EDIT: I didn't comment at first on your actual question, since I wasn't familiar enough with that passage in Borel-Tits. Their (3) strikes me as wrongly stated. Moreover, it doesn't seem to come up later on. Maybe they intended to refer to the parabolics defined over $k$ including the minimal $k$-parabolic, but I'm not sure what this passage is really about. Instead, my remarks below deal with some other aspects of the Galois action.
Maybe it's useful to deal a little more fully with this than I did in my two deleted comments. In the foundational paper by Borel and Tits, emphasis is placed on the structure theory of a reductive $k$-group over an arbitrary field $k$, whereas in his Boulder notes Tits emphasizes more the classification. There are differences in notation as well as emphasis in these sources (and others). So the literature is tricky to compare, though the explicit examples in these sources and in textbooks on algebraic groups are a useful guide.

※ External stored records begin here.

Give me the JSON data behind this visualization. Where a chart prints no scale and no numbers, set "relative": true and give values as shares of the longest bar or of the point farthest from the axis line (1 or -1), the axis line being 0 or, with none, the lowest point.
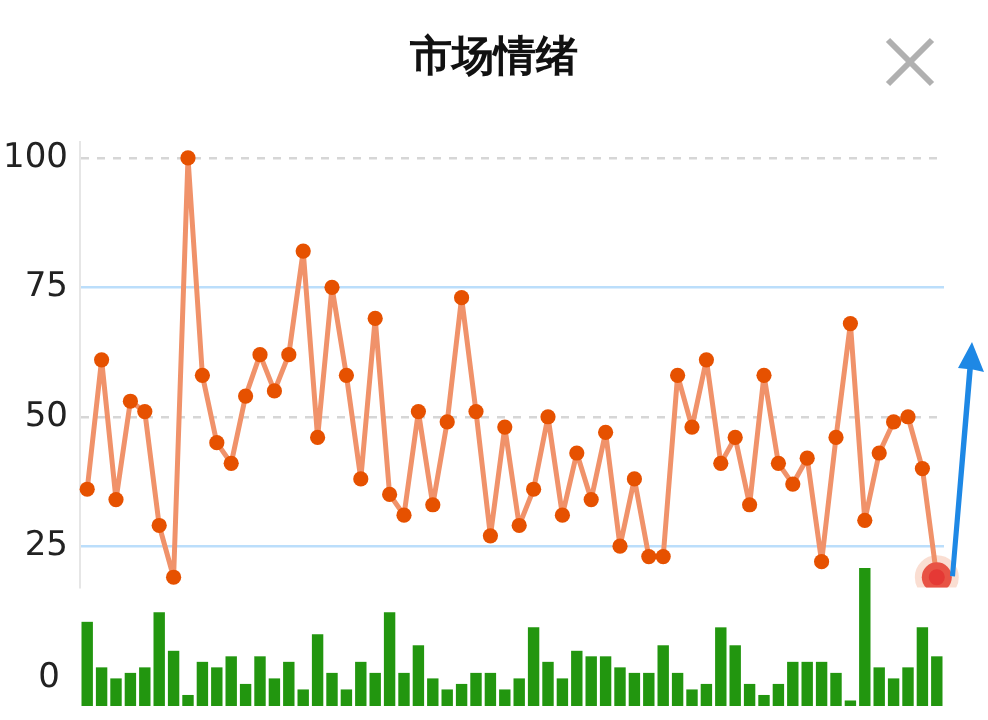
{
  "chart_data": [
    {
      "type": "line",
      "title": "市场情绪",
      "categories": [
        null,
        null,
        null,
        null,
        null,
        null,
        null,
        null,
        null,
        null,
        null,
        null,
        null,
        null,
        null,
        null,
        null,
        null,
        null,
        null,
        null,
        null,
        null,
        null,
        null,
        null,
        null,
        null,
        null,
        null,
        null,
        null,
        null,
        null,
        null,
        null,
        null,
        null,
        null,
        null,
        null,
        null,
        null,
        null,
        null,
        null,
        null,
        null,
        null,
        null,
        null,
        null,
        null,
        null,
        null,
        null,
        null,
        null,
        null,
        null
      ],
      "series": [
        {
          "color": "#f0926a",
          "colors": [
            "#e65100",
            "#e65100",
            "#e65100",
            "#e65100",
            "#e65100",
            "#e65100",
            "#e65100",
            "#e65100",
            "#e65100",
            "#e65100",
            "#e65100",
            "#e65100",
            "#e65100",
            "#e65100",
            "#e65100",
            "#e65100",
            "#e65100",
            "#e65100",
            "#e65100",
            "#e65100",
            "#e65100",
            "#e65100",
            "#e65100",
            "#e65100",
            "#e65100",
            "#e65100",
            "#e65100",
            "#e65100",
            "#e65100",
            "#e65100",
            "#e65100",
            "#e65100",
            "#e65100",
            "#e65100",
            "#e65100",
            "#e65100",
            "#e65100",
            "#e65100",
            "#e65100",
            "#e65100",
            "#e65100",
            "#e65100",
            "#e65100",
            "#e65100",
            "#e65100",
            "#e65100",
            "#e65100",
            "#e65100",
            "#e65100",
            "#e65100",
            "#e65100",
            "#e65100",
            "#e65100",
            "#e65100",
            "#e65100",
            "#e65100",
            "#e65100",
            "#e65100",
            "#e65100",
            "#e53935"
          ],
          "values": [
            36,
            61,
            34,
            53,
            51,
            29,
            19,
            100,
            58,
            45,
            41,
            54,
            62,
            55,
            62,
            82,
            46,
            75,
            58,
            38,
            69,
            35,
            31,
            51,
            33,
            49,
            73,
            51,
            27,
            48,
            29,
            36,
            50,
            31,
            43,
            34,
            47,
            25,
            38,
            23,
            23,
            58,
            48,
            61,
            41,
            46,
            33,
            58,
            41,
            37,
            42,
            22,
            46,
            68,
            30,
            43,
            49,
            50,
            40,
            19
          ]
        }
      ],
      "ylim": [
        17,
        103
      ],
      "yticks": [
        25,
        50,
        75,
        100
      ],
      "grid": "y",
      "tick_labels": "y",
      "marker": "circle"
    },
    {
      "type": "bar",
      "categories": [
        null,
        null,
        null,
        null,
        null,
        null,
        null,
        null,
        null,
        null,
        null,
        null,
        null,
        null,
        null,
        null,
        null,
        null,
        null,
        null,
        null,
        null,
        null,
        null,
        null,
        null,
        null,
        null,
        null,
        null,
        null,
        null,
        null,
        null,
        null,
        null,
        null,
        null,
        null,
        null,
        null,
        null,
        null,
        null,
        null,
        null,
        null,
        null,
        null,
        null,
        null,
        null,
        null,
        null,
        null,
        null,
        null,
        null,
        null,
        null
      ],
      "color": "#22960f",
      "relative": true,
      "tick_labels": false,
      "annotations": [
        "0"
      ],
      "values": [
        0.61,
        0.28,
        0.2,
        0.24,
        0.28,
        0.68,
        0.4,
        0.08,
        0.32,
        0.28,
        0.36,
        0.16,
        0.36,
        0.2,
        0.32,
        0.12,
        0.52,
        0.24,
        0.12,
        0.32,
        0.24,
        0.68,
        0.24,
        0.44,
        0.2,
        0.12,
        0.16,
        0.24,
        0.24,
        0.12,
        0.2,
        0.57,
        0.32,
        0.2,
        0.4,
        0.36,
        0.36,
        0.28,
        0.24,
        0.24,
        0.44,
        0.24,
        0.12,
        0.16,
        0.57,
        0.44,
        0.16,
        0.08,
        0.16,
        0.32,
        0.32,
        0.32,
        0.24,
        0.04,
        1,
        0.28,
        0.2,
        0.28,
        0.57,
        0.36
      ]
    }
  ]
}
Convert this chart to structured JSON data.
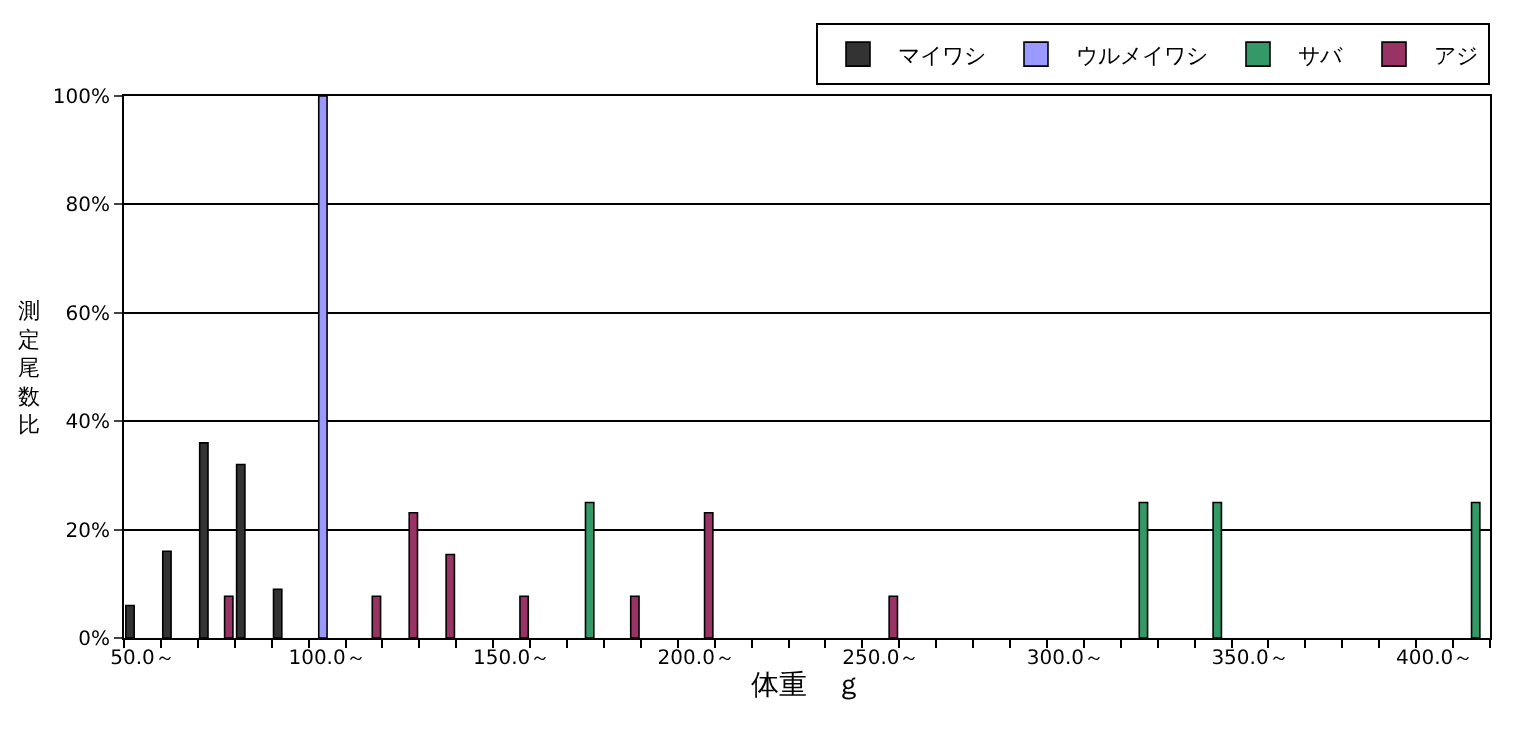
{
  "chart_data": {
    "type": "bar",
    "xlabel": "体重　ｇ",
    "ylabel": "測定尾数比",
    "categories": [
      "50.0～",
      null,
      null,
      null,
      null,
      "100.0～",
      null,
      null,
      null,
      null,
      "150.0～",
      null,
      null,
      null,
      null,
      "200.0～",
      null,
      null,
      null,
      null,
      "250.0～",
      null,
      null,
      null,
      null,
      "300.0～",
      null,
      null,
      null,
      null,
      "350.0～",
      null,
      null,
      null,
      null,
      "400.0～",
      null
    ],
    "series": [
      {
        "name": "マイワシ",
        "color": "#333333",
        "values": [
          6,
          16,
          36,
          32,
          9,
          null,
          null,
          null,
          null,
          null,
          null,
          null,
          null,
          null,
          null,
          null,
          null,
          null,
          null,
          null,
          null,
          null,
          null,
          null,
          null,
          null,
          null,
          null,
          null,
          null,
          null,
          null,
          null,
          null,
          null,
          null,
          null
        ]
      },
      {
        "name": "ウルメイワシ",
        "color": "#9999ff",
        "values": [
          null,
          null,
          null,
          null,
          null,
          100,
          null,
          null,
          null,
          null,
          null,
          null,
          null,
          null,
          null,
          null,
          null,
          null,
          null,
          null,
          null,
          null,
          null,
          null,
          null,
          null,
          null,
          null,
          null,
          null,
          null,
          null,
          null,
          null,
          null,
          null,
          null
        ]
      },
      {
        "name": "サバ",
        "color": "#339966",
        "values": [
          null,
          null,
          null,
          null,
          null,
          null,
          null,
          null,
          null,
          null,
          null,
          null,
          25,
          null,
          null,
          null,
          null,
          null,
          null,
          null,
          null,
          null,
          null,
          null,
          null,
          null,
          null,
          25,
          null,
          25,
          null,
          null,
          null,
          null,
          null,
          null,
          25
        ]
      },
      {
        "name": "アジ",
        "color": "#993366",
        "values": [
          null,
          null,
          7.7,
          null,
          null,
          null,
          7.7,
          23.1,
          15.4,
          null,
          7.7,
          null,
          null,
          7.7,
          null,
          23.1,
          null,
          null,
          null,
          null,
          7.7,
          null,
          null,
          null,
          null,
          null,
          null,
          null,
          null,
          null,
          null,
          null,
          null,
          null,
          null,
          null,
          null
        ]
      }
    ],
    "ylim": [
      0,
      100
    ],
    "yticks": [
      {
        "value": 0,
        "label": "0%"
      },
      {
        "value": 20,
        "label": "20%"
      },
      {
        "value": 40,
        "label": "40%"
      },
      {
        "value": 60,
        "label": "60%"
      },
      {
        "value": 80,
        "label": "80%"
      },
      {
        "value": 100,
        "label": "100%"
      }
    ],
    "grid": "y",
    "legend": "top right"
  }
}
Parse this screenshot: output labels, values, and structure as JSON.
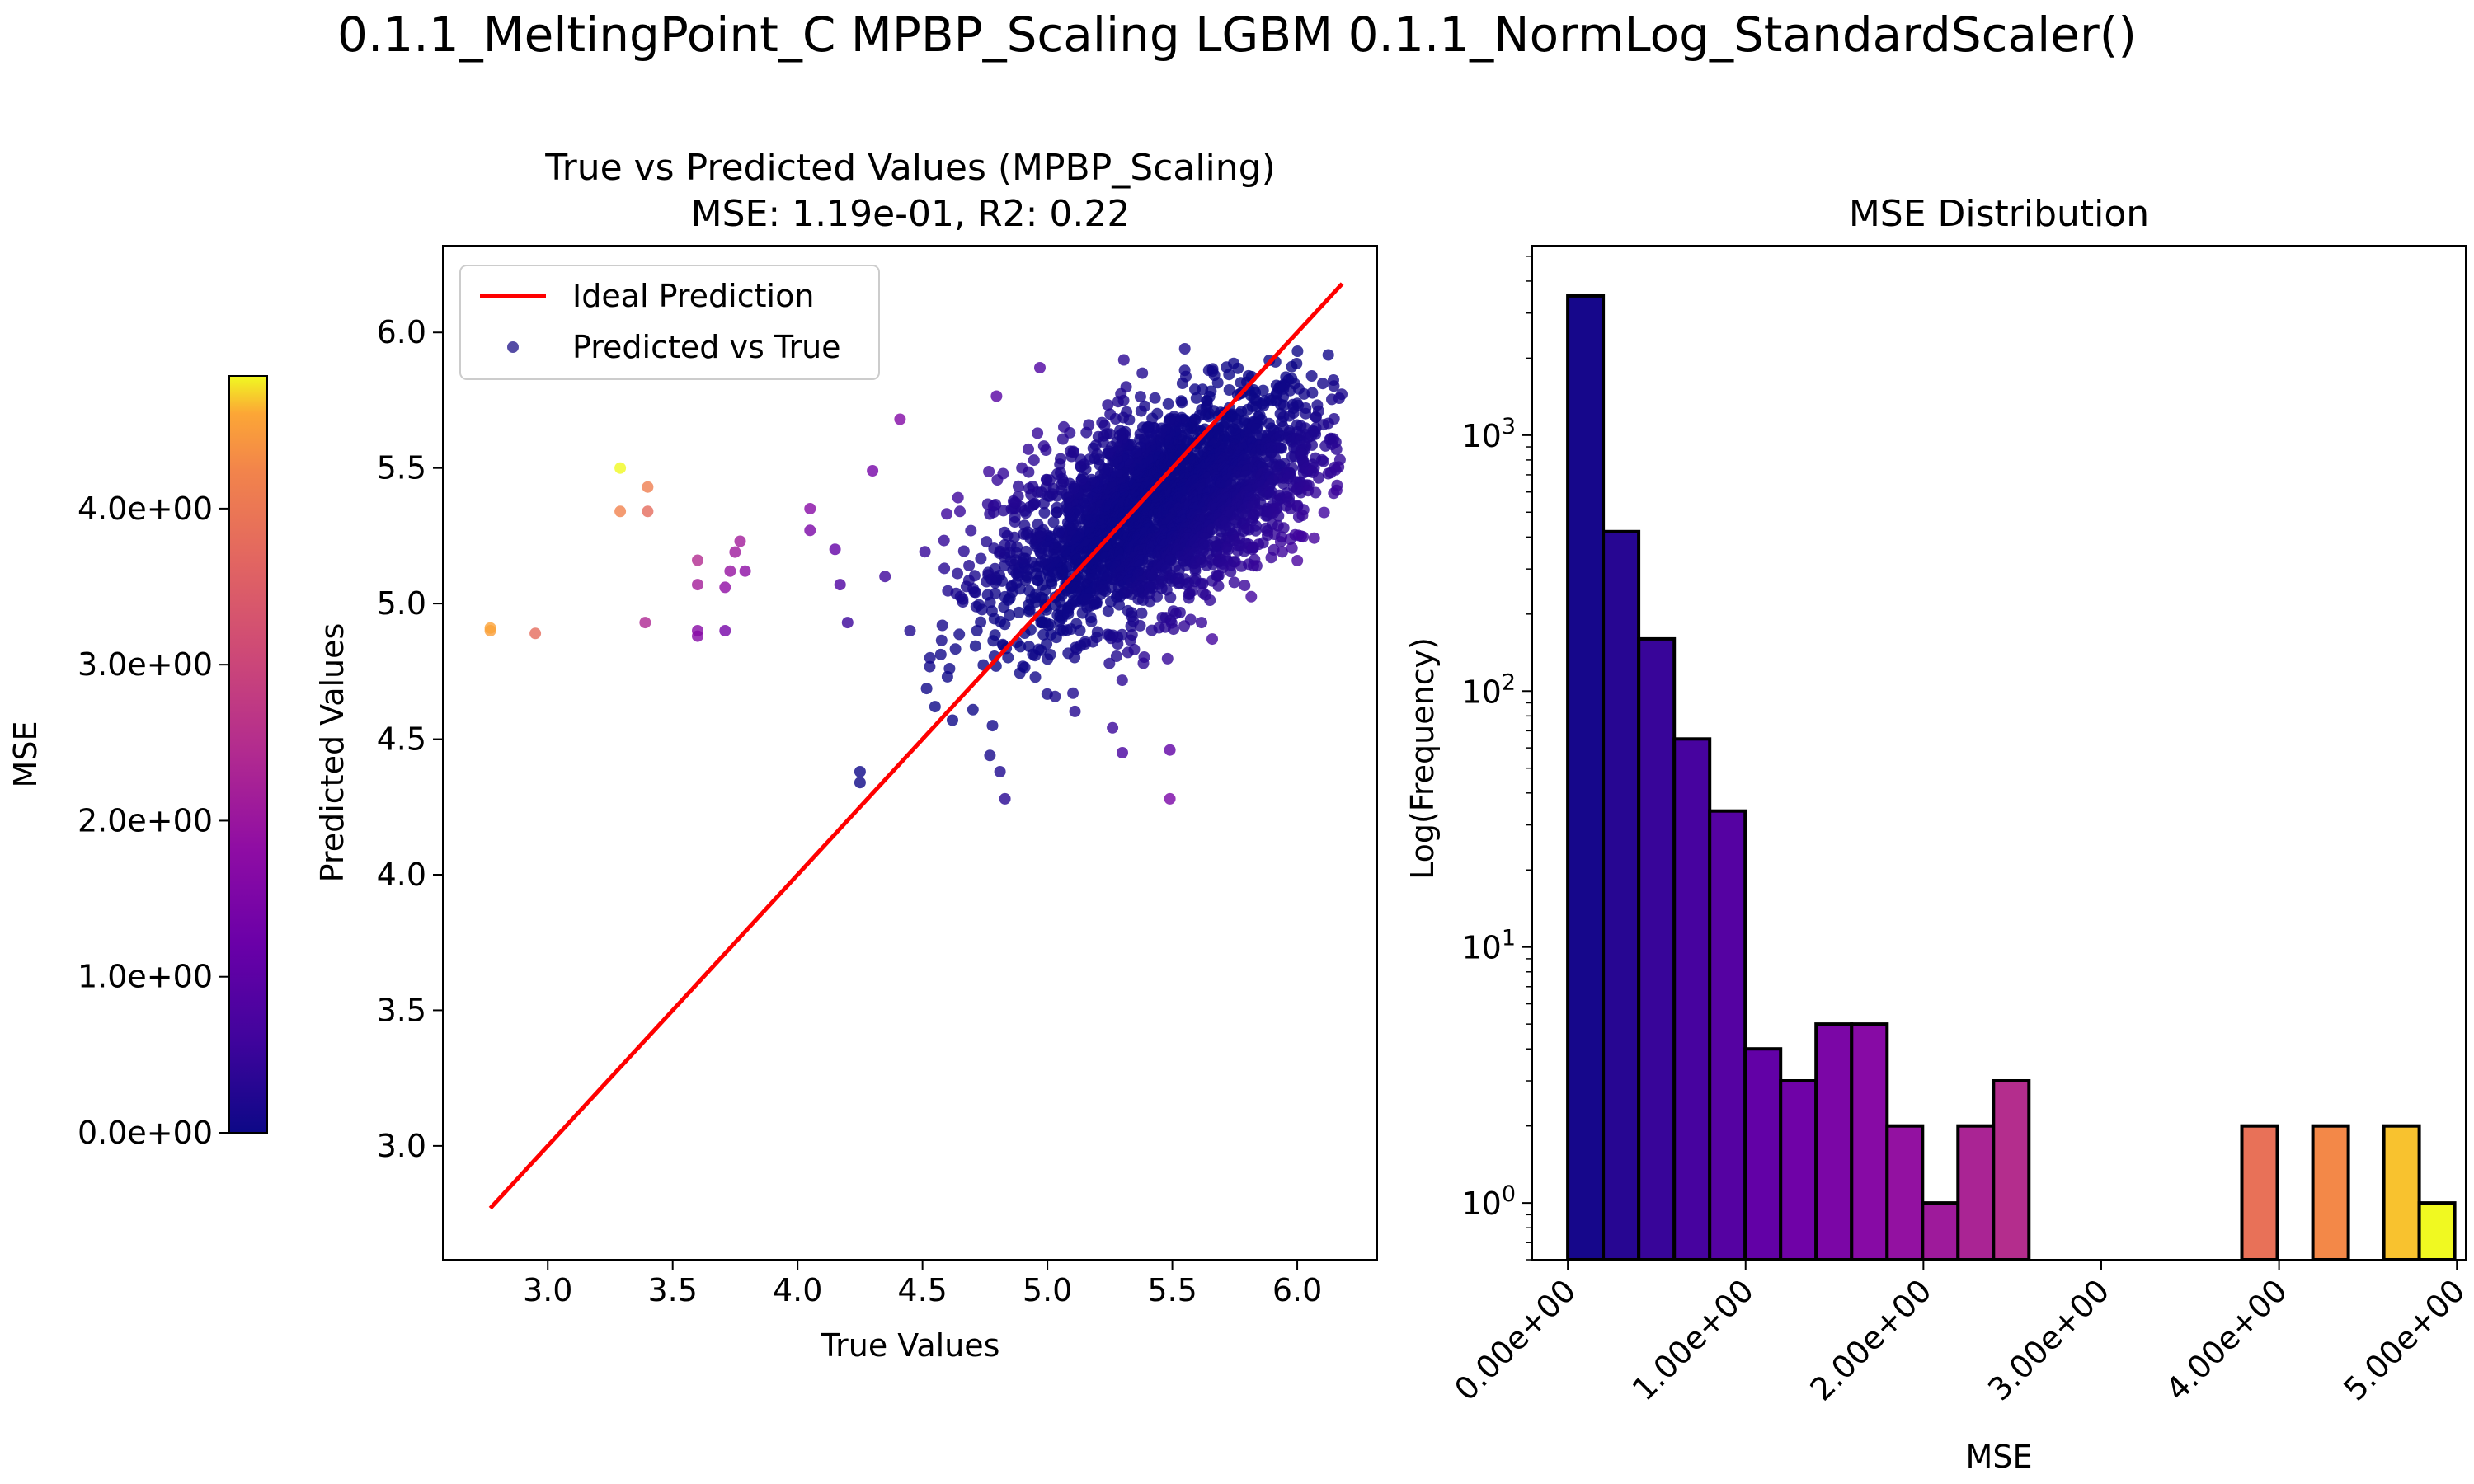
{
  "figure": {
    "suptitle": "0.1.1_MeltingPoint_C MPBP_Scaling LGBM 0.1.1_NormLog_StandardScaler()"
  },
  "colorbar": {
    "label": "MSE",
    "min": 0,
    "max": 4.85,
    "ticks": [
      0,
      1,
      2,
      3,
      4
    ],
    "tick_labels": [
      "0.0e+00",
      "1.0e+00",
      "2.0e+00",
      "3.0e+00",
      "4.0e+00"
    ],
    "colormap": "plasma"
  },
  "chart_data": [
    {
      "type": "scatter",
      "title_line1": "True vs Predicted Values (MPBP_Scaling)",
      "title_line2": "MSE: 1.19e-01, R2: 0.22",
      "xlabel": "True Values",
      "ylabel": "Predicted Values",
      "xlim": [
        2.58,
        6.32
      ],
      "ylim": [
        2.58,
        6.32
      ],
      "xticks": [
        3.0,
        3.5,
        4.0,
        4.5,
        5.0,
        5.5,
        6.0
      ],
      "xtick_labels": [
        "3.0",
        "3.5",
        "4.0",
        "4.5",
        "5.0",
        "5.5",
        "6.0"
      ],
      "yticks": [
        3.0,
        3.5,
        4.0,
        4.5,
        5.0,
        5.5,
        6.0
      ],
      "ytick_labels": [
        "3.0",
        "3.5",
        "4.0",
        "4.5",
        "5.0",
        "5.5",
        "6.0"
      ],
      "legend_position": "upper-left",
      "ideal_line": {
        "name": "Ideal Prediction",
        "color": "#ff0000",
        "x": [
          2.77,
          6.18
        ],
        "y": [
          2.77,
          6.18
        ]
      },
      "scatter_name": "Predicted vs True",
      "legend_marker_color": "#2a1f8f",
      "cluster": {
        "x_center": 5.45,
        "y_center": 5.35,
        "x_sd": 0.33,
        "y_sd": 0.22,
        "correlation": 0.55,
        "count": 2600,
        "x_range": [
          4.5,
          6.18
        ],
        "y_range": [
          4.45,
          5.95
        ]
      },
      "points": [
        {
          "x": 2.77,
          "y": 4.91
        },
        {
          "x": 2.77,
          "y": 4.9
        },
        {
          "x": 2.95,
          "y": 4.89
        },
        {
          "x": 3.29,
          "y": 5.5
        },
        {
          "x": 3.29,
          "y": 5.34
        },
        {
          "x": 3.4,
          "y": 5.43
        },
        {
          "x": 3.4,
          "y": 5.34
        },
        {
          "x": 3.39,
          "y": 4.93
        },
        {
          "x": 3.6,
          "y": 5.16
        },
        {
          "x": 3.6,
          "y": 5.07
        },
        {
          "x": 3.6,
          "y": 4.9
        },
        {
          "x": 3.6,
          "y": 4.88
        },
        {
          "x": 3.71,
          "y": 4.9
        },
        {
          "x": 3.71,
          "y": 5.06
        },
        {
          "x": 3.73,
          "y": 5.12
        },
        {
          "x": 3.77,
          "y": 5.23
        },
        {
          "x": 3.75,
          "y": 5.19
        },
        {
          "x": 3.79,
          "y": 5.12
        },
        {
          "x": 4.05,
          "y": 5.35
        },
        {
          "x": 4.05,
          "y": 5.27
        },
        {
          "x": 4.15,
          "y": 5.2
        },
        {
          "x": 4.2,
          "y": 4.93
        },
        {
          "x": 4.17,
          "y": 5.07
        },
        {
          "x": 4.25,
          "y": 4.38
        },
        {
          "x": 4.25,
          "y": 4.34
        },
        {
          "x": 4.3,
          "y": 5.49
        },
        {
          "x": 4.41,
          "y": 5.68
        },
        {
          "x": 4.45,
          "y": 4.9
        },
        {
          "x": 4.55,
          "y": 4.62
        },
        {
          "x": 4.62,
          "y": 4.57
        },
        {
          "x": 4.78,
          "y": 4.55
        },
        {
          "x": 4.77,
          "y": 4.44
        },
        {
          "x": 4.83,
          "y": 4.28
        },
        {
          "x": 4.81,
          "y": 4.38
        },
        {
          "x": 4.97,
          "y": 5.87
        },
        {
          "x": 5.3,
          "y": 4.45
        },
        {
          "x": 5.31,
          "y": 5.62
        },
        {
          "x": 5.49,
          "y": 4.46
        },
        {
          "x": 5.49,
          "y": 4.28
        },
        {
          "x": 5.38,
          "y": 5.85
        },
        {
          "x": 5.55,
          "y": 5.94
        },
        {
          "x": 4.85,
          "y": 5.02
        },
        {
          "x": 4.6,
          "y": 4.73
        },
        {
          "x": 4.53,
          "y": 4.8
        },
        {
          "x": 4.35,
          "y": 5.1
        }
      ]
    },
    {
      "type": "bar",
      "title": "MSE Distribution",
      "xlabel": "MSE",
      "ylabel": "Log(Frequency)",
      "yscale": "log",
      "xlim": [
        -0.2,
        5.05
      ],
      "ylim": [
        0.6,
        5500
      ],
      "bin_width": 0.1995,
      "bins_start": [
        0.0,
        0.1995,
        0.399,
        0.5985,
        0.798,
        0.9975,
        1.197,
        1.3965,
        1.596,
        1.7955,
        1.995,
        2.1945,
        2.394,
        3.791,
        4.19,
        4.589,
        4.7885
      ],
      "values": [
        3500,
        420,
        160,
        65,
        34,
        4,
        3,
        5,
        5,
        2,
        1,
        2,
        3,
        2,
        2,
        2,
        1
      ],
      "xticks": [
        0,
        1,
        2,
        3,
        4,
        5
      ],
      "xtick_labels": [
        "0.00e+00",
        "1.00e+00",
        "2.00e+00",
        "3.00e+00",
        "4.00e+00",
        "5.00e+00"
      ],
      "yticks": [
        1,
        10,
        100,
        1000
      ],
      "ytick_base": "10",
      "ytick_exponents": [
        "0",
        "1",
        "2",
        "3"
      ]
    }
  ]
}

Here $G$ is split over some separable extension $K$ of $k$, and $\Gamma$ is the associated Galois group. In the Borel-Tits structure theory one tends to work with a fixed $K$-split maximal torus $T$ defined over $k$ and a maximal $k$-split subtorus $S$, along with absolute and relative root systems in which there are compatibly chosen simple systems. (To get some uniformity in the classification, one assumes $\dim S > 0$. Otherwise $G$ is $k$-anisotropic.)
One also needs a minimal $k$-parabolic subgroup containing $T$ (not usually a Borel subgroup). For these groups and the tori there is a conjugacy theorem. In this framework, the standard $k$-parabolic subgroups are in natural bijection with subsets of the relative simple roots.
Now $\Gamma$ acts on these data, where the usual action is modified by combining with the conjugacy theorems to ensure that the tori and root systems are kept stable by the action. In particular, $\Gamma$ now permutes the simple roots which have nontrivial restriction to $S$. The $\Gamma$-orbits (distinguished in the diagrams of Tits and Satake) may consist of multiple roots under a graph automorphism of the root system (if it has components of type $A,D,E_6$), or may consist of single roots.
Note that the outline of the classification given by Tits in his Boulder lectures is not completely precise (the main theorem needs to be more carefully stated and proved). His student M. Selbach in Bonn worked out more complete details in his 1976 thesis, published in Bonner Math. Schriften 83.